Two days before The Washboard Union won both the Rising Star and Roots Artist of the Year awards at the Canadian Country Music Awards (CCMA) Sept. 11 in London, ON, David Roberts was showing off his washboard and talking about his love of horse racing that led the band to shoot its latest video at Woodbine during the races.
The video for Shot of Glory — a song that hit number one on the Canadian country music singles charts the same week as the CCMAs — was filmed at Woodbine earlier this year because of Roberts’ deep love for the sport. It can be viewed on the band’s website: www.thewashboardunion.com.
“First of all, we’re huge horse racing fans. I tell everyone my birthday is the first Saturday in May and I celebrate it (at the track) every year,” Roberts said. “We wrote that song really quickly in Nashville and recorded it really quickly. We were kicking ideas around for videos and we thought, ‘Let’s just go someplace that we like to hang out.’”
The Vancouver-based band, which is signed to Warner Music, tried to shoot the video at Hastings Park, site of Roberts’ annual birthday bash on Kentucky Derby Day. When the approval process proved too arduous, they called Woodbine and asked if they could shoot there while in Ontario to play a gig.
“(Woodbine) said, ‘How can we help?’ They were so gracious to invite us to the track, first of all. They said, ‘What do you need? Do you want to come out and take some video?’ We did. Then the whole thing just developed from that,” Roberts said.
The video for Shot of Glory – produced by Stefan Berrill’s Vancouver-based company Brass Tacks Films and released in July — starts with shots on the track and features Woodbine prominently throughout, including graphics for horse names taken from the song’s lyrics.
“We shot the horses on long lenses during the races and we were pretty happy with how that footage turned out, actually,” Berrill said. “That was all our own shooting and that was all in one day.
“For them to be able to make a music video set at that track was really cool.”
It was the fifth video Berrill and Brass Tacks has shot with the band.
Roberts grew up in Toronto and used to go to Greenwood Raceway to see the races. When he moved to Vancouver, he was encouraged by a close friend to come to Hastings Park.
“His grandmother used to go to Hastings, and his whole family, for generations, have gone there. When I moved out there, I was looking for things to do and he said, ‘Come to the track. You’ll have a great time.’ When his grandmother was alive, we’d bring his grandmother and his mom and now he’s got kids and we still go out there. It’s one of the best places you can hang out for an afternoon. It’s absolutely amazing, it’s glorious,” Roberts said.

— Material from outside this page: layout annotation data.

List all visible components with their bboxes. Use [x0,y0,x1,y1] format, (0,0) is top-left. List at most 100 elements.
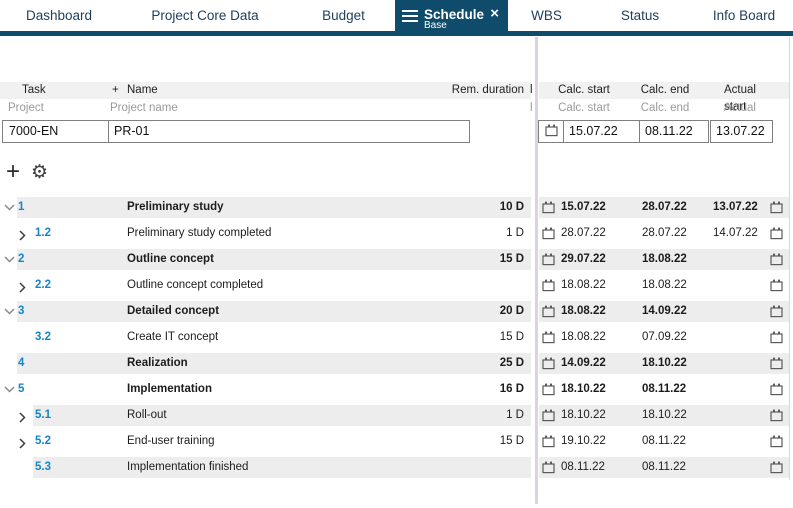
calc-start-cell[interactable]: 15.07.22 [561,201,606,213]
calendar-icon[interactable] [770,331,783,344]
rem-duration-cell[interactable]: 1 D [506,409,524,421]
calendar-icon[interactable] [542,383,555,396]
calendar-icon[interactable] [542,253,555,266]
calc-end-cell[interactable]: 08.11.22 [642,435,686,447]
task-number-link[interactable]: 3.2 [35,331,51,343]
settings-gear-icon[interactable]: ⚙ [31,162,49,183]
calc-end-cell[interactable]: 18.08.22 [642,253,687,265]
project-id-field[interactable]: 7000-EN [9,124,59,138]
task-name-cell[interactable]: Detailed concept [127,305,220,317]
task-name-cell[interactable]: Roll-out [127,409,167,421]
calendar-icon[interactable] [770,357,783,370]
calendar-icon[interactable] [770,461,783,474]
task-row-1.2[interactable]: 1.2 Preliminary study completed 1 D 28.07.2… [0,223,793,244]
task-number-link[interactable]: 5.3 [35,461,51,473]
calendar-icon[interactable] [542,279,555,292]
task-name-cell[interactable]: Preliminary study completed [127,227,272,239]
calendar-icon[interactable] [770,383,783,396]
task-row-5.2[interactable]: 5.2 End-user training 15 D 19.10.22 08.11.22 [0,431,793,452]
calendar-icon[interactable] [542,435,555,448]
calc-start-cell[interactable]: 28.07.22 [561,227,606,239]
calendar-icon[interactable] [770,279,783,292]
pane-splitter[interactable] [535,37,538,504]
calc-end-cell[interactable]: 08.11.22 [642,461,686,473]
calendar-icon[interactable] [542,331,555,344]
add-task-button[interactable]: + [6,158,21,185]
tab-project-core-data[interactable]: Project Core Data [151,8,259,23]
calendar-icon[interactable] [770,227,783,240]
tab-schedule[interactable]: Schedule × Base [395,0,508,36]
calendar-icon[interactable] [770,253,783,266]
task-row-3.2[interactable]: 3.2 Create IT concept 15 D 18.08.22 07.09.22 [0,327,793,348]
project-name-field[interactable]: PR-01 [114,124,150,138]
calendar-icon[interactable] [542,305,555,318]
task-name-cell[interactable]: End-user training [127,435,215,447]
task-row-1[interactable]: 1 Preliminary study 10 D 15.07.22 28.07.22 13… [0,197,793,218]
calc-start-cell[interactable]: 18.10.22 [561,383,606,395]
rem-duration-cell[interactable]: 15 D [499,435,524,447]
calc-start-cell[interactable]: 14.09.22 [561,357,606,369]
calendar-icon[interactable] [542,357,555,370]
task-number-link[interactable]: 2.2 [35,279,51,291]
actual-start-cell[interactable]: 13.07.22 [713,201,758,213]
task-number-link[interactable]: 1 [18,201,25,213]
task-row-5.3[interactable]: 5.3 Implementation finished 08.11.22 08.11.… [0,457,793,478]
task-number-link[interactable]: 1.2 [35,227,51,239]
task-name-cell[interactable]: Outline concept completed [127,279,264,291]
chevron-down-icon[interactable] [4,379,16,400]
calc-end-cell[interactable]: 18.10.22 [642,357,687,369]
calendar-icon[interactable] [770,409,783,422]
rem-duration-cell[interactable]: 16 D [499,383,524,395]
task-number-link[interactable]: 3 [18,305,25,317]
rem-duration-cell[interactable]: 1 D [506,227,524,239]
task-row-2[interactable]: 2 Outline concept 15 D 29.07.22 18.08.22 [0,249,793,270]
rem-duration-cell[interactable]: 25 D [499,357,524,369]
task-row-5.1[interactable]: 5.1 Roll-out 1 D 18.10.22 18.10.22 [0,405,793,426]
tab-budget[interactable]: Budget [322,8,365,23]
calendar-icon[interactable] [542,409,555,422]
calendar-icon[interactable] [542,227,555,240]
rem-duration-cell[interactable]: 20 D [499,305,524,317]
close-tab-icon[interactable]: × [490,5,499,22]
task-number-link[interactable]: 4 [18,357,25,369]
add-column-button[interactable]: + [112,84,119,96]
project-calendar-button[interactable] [538,120,564,143]
chevron-right-icon[interactable] [19,405,31,426]
project-calc-end-field[interactable]: 08.11.22 [639,120,709,143]
calc-start-cell[interactable]: 18.08.22 [561,331,606,343]
calc-end-cell[interactable]: 07.09.22 [642,331,687,343]
chevron-down-icon[interactable] [4,197,16,218]
calendar-icon[interactable] [770,435,783,448]
chevron-down-icon[interactable] [4,301,16,322]
rem-duration-cell[interactable]: 15 D [499,331,524,343]
calc-start-cell[interactable]: 08.11.22 [561,461,605,473]
project-actual-start-field[interactable]: 13.07.22 [710,120,773,143]
task-name-cell[interactable]: Preliminary study [127,201,224,213]
calc-start-cell[interactable]: 18.10.22 [561,409,606,421]
calc-start-cell[interactable]: 29.07.22 [561,253,606,265]
task-number-link[interactable]: 5.1 [35,409,51,421]
calendar-icon[interactable] [770,305,783,318]
calc-end-cell[interactable]: 18.10.22 [642,409,687,421]
task-row-2.2[interactable]: 2.2 Outline concept completed 18.08.22 18.0… [0,275,793,296]
hamburger-menu-icon[interactable] [402,10,418,22]
task-row-4[interactable]: 4 Realization 25 D 14.09.22 18.10.22 [0,353,793,374]
chevron-right-icon[interactable] [19,431,31,452]
task-number-link[interactable]: 2 [18,253,25,265]
project-calc-start-field[interactable]: 15.07.22 [563,120,640,143]
calc-end-cell[interactable]: 28.07.22 [642,227,687,239]
task-name-cell[interactable]: Create IT concept [127,331,219,343]
task-name-cell[interactable]: Implementation [127,383,212,395]
rem-duration-cell[interactable]: 10 D [499,201,524,213]
task-row-5[interactable]: 5 Implementation 16 D 18.10.22 08.11.22 [0,379,793,400]
tab-info-board[interactable]: Info Board [712,8,776,23]
chevron-down-icon[interactable] [4,249,16,270]
rem-duration-cell[interactable]: 15 D [499,253,524,265]
tab-status[interactable]: Status [620,8,660,23]
tab-dashboard[interactable]: Dashboard [25,8,93,23]
task-name-cell[interactable]: Implementation finished [127,461,249,473]
calendar-icon[interactable] [542,461,555,474]
actual-start-cell[interactable]: 14.07.22 [713,227,758,239]
tab-wbs[interactable]: WBS [531,8,562,23]
chevron-right-icon[interactable] [19,223,31,244]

“It’s so much fun. I tell people, ‘Put $2 down or $1 and you’ll have so much fun for that race.’ It’s amazing. You don’t have to bet a thing, either. We bring the kids and we go to the paddock, we watch the horses come out on the track and then we run down to the gate. They love it.”
The Washboard Union is a sextet fronted by Roberts, Aaron Grain and Chris Duncombe that is catching fire in Canadian country music, as evidenced by its CCMA awards.
“Chris, Aaron and myself are all best friends, so I always tell people, ‘It’s like you’re 10 years old and you’re building a tree fort that you’ll never finish.’ It’s a great feeling. It’s amazing,” Roberts said.
Roberts, who sports a long, grey beard, plays an equally long list of instruments, but his washboard is what provides the group’s signature blend of bluegrass with modern country music.
“It’s 103 years old. It’s two years older than I am,” Roberts said, pointing to the washboard. “It’s a big part of the sound. I do the laundry in the band, too. It’s a job for life. It’s the only reason I’m in the band.
“This is one of the oldest instruments, before banjos, before resonator guitars, this is what people used to use… This is where the rhythm all came from.”